一方で日本国内が深刻な労働力不足であるかと問われた場合には疑問の声が上がるだろう。雇用情勢は回復の兆しを見せてはいるものの正規雇用の求人は多くなく、非正規雇用者の増加が進み、同時に機械化が進むことで人間の仕事が少なくなっていくという現実も控えている。
また、新生産年齢に位置づけられた人々を雇う企業側からしてみれば、年功序列(今後は形骸化の一途を辿ると見られているが)によって給与額が多く、経験こそあるものの体力的なアドバンテージが少なく、パソコンスキル等も若い世代に劣ることは否定できない高齢者を雇用し続けることで本来ならば若い世代を複数雇用することが出来るはずの枠が埋まってしまうという可能性がある(若い世代の雇用不安が続く)。
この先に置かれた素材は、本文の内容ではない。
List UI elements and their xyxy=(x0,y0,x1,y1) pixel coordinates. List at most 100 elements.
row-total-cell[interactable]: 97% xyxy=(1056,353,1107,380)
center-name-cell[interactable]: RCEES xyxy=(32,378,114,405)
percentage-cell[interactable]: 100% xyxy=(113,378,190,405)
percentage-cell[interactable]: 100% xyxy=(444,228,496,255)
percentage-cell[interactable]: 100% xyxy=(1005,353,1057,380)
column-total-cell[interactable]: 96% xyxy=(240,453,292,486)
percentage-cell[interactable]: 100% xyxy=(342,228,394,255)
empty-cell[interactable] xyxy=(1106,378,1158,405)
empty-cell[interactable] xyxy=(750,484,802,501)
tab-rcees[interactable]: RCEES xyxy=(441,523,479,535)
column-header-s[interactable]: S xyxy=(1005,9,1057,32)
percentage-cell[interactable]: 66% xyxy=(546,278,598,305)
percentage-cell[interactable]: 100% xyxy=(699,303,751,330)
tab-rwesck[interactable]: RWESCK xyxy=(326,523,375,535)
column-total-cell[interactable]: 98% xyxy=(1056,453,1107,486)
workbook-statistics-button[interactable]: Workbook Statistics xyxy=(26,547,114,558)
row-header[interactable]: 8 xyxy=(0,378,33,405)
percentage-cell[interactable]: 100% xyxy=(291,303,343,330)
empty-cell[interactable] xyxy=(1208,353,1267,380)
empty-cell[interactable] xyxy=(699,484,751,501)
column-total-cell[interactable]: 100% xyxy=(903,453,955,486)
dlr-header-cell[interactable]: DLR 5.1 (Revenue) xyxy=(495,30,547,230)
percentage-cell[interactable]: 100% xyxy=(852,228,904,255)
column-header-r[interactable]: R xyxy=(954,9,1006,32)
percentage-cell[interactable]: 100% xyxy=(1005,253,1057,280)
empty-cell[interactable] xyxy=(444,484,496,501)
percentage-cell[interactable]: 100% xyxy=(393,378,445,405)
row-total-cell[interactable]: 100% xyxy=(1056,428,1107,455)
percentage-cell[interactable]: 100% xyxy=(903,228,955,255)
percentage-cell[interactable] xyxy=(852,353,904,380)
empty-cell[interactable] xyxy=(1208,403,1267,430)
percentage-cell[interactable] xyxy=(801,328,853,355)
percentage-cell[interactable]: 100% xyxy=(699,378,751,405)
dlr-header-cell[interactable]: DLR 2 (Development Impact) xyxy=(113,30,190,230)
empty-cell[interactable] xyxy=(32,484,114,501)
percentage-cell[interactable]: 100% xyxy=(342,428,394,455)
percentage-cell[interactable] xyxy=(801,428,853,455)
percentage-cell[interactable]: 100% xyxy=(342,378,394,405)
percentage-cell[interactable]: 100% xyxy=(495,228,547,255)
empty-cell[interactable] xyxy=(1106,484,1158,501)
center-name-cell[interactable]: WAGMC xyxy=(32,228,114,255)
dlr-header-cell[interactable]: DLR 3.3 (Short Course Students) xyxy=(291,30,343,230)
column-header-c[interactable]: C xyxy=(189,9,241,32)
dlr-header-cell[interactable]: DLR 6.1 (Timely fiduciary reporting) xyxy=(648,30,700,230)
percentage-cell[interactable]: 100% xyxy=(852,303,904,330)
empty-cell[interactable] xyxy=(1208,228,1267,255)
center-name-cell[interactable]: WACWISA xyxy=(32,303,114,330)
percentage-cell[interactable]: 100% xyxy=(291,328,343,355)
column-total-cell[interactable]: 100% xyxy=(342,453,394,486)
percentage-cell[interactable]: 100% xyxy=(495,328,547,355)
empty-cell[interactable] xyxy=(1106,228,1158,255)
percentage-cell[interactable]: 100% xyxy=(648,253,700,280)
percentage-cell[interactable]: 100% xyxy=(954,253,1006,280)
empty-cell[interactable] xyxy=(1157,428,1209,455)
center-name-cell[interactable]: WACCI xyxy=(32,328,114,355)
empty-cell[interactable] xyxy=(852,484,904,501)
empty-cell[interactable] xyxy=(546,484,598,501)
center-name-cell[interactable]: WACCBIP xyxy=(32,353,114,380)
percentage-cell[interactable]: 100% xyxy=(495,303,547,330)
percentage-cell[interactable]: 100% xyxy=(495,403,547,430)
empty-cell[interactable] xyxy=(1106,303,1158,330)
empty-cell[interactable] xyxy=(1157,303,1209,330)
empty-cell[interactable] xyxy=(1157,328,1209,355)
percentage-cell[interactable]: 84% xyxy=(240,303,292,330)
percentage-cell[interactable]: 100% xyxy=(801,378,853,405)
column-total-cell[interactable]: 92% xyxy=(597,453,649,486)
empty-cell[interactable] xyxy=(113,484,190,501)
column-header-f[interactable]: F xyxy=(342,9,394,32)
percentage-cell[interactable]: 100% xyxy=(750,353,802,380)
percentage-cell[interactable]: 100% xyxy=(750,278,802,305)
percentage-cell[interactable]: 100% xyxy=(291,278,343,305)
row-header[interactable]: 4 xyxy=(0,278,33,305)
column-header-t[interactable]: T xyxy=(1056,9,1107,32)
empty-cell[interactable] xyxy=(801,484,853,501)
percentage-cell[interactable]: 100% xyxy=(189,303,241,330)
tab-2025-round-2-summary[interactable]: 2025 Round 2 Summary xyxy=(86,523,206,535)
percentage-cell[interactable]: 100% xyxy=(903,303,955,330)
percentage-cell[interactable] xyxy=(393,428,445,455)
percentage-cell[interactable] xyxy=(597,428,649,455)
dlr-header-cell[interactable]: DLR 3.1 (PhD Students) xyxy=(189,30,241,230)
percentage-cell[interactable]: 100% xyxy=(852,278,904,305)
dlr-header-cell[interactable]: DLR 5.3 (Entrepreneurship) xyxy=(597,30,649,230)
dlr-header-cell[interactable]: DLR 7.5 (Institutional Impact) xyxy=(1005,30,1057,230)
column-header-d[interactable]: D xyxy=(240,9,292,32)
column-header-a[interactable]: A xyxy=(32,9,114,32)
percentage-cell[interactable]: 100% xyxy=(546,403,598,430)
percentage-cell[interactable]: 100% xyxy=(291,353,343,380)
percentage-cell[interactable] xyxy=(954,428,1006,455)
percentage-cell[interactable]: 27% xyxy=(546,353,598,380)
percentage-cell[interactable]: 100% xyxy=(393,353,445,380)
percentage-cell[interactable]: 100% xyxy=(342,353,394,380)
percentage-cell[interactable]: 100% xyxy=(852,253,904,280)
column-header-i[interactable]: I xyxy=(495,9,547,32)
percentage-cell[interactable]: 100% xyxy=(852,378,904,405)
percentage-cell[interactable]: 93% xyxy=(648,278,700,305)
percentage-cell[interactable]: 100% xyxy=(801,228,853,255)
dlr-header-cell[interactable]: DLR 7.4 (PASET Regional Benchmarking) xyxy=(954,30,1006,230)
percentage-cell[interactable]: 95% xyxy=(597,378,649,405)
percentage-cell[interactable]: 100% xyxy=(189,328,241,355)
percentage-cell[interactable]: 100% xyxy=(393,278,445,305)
今回の新生産年齢の制定の本当の目的に年金の実質的な破綻が大きく関係していることは間違いないだろう。現在の生産年齢が65歳であること、年金の支給開始年齢が65歳であること。これを根拠として生産年齢の上昇を理由に年金支給開始年齢を引き上げる動きが活発化することは容易に想像できる。
多くの労働者が70歳で定年を迎えた場合、80歳が寿命であるとすると残された時間は10年。肉体的には既に自由がきかない場合が多く、怪我や病気も一層多くなる(仕事を長く続ければ尚更)。日本政府が労働者を税金獲得の駒としてしか見ていない様に感じるのは錯覚なのだろうか。
新生産年齢設定は思わぬ波紋を広げることになるだろう。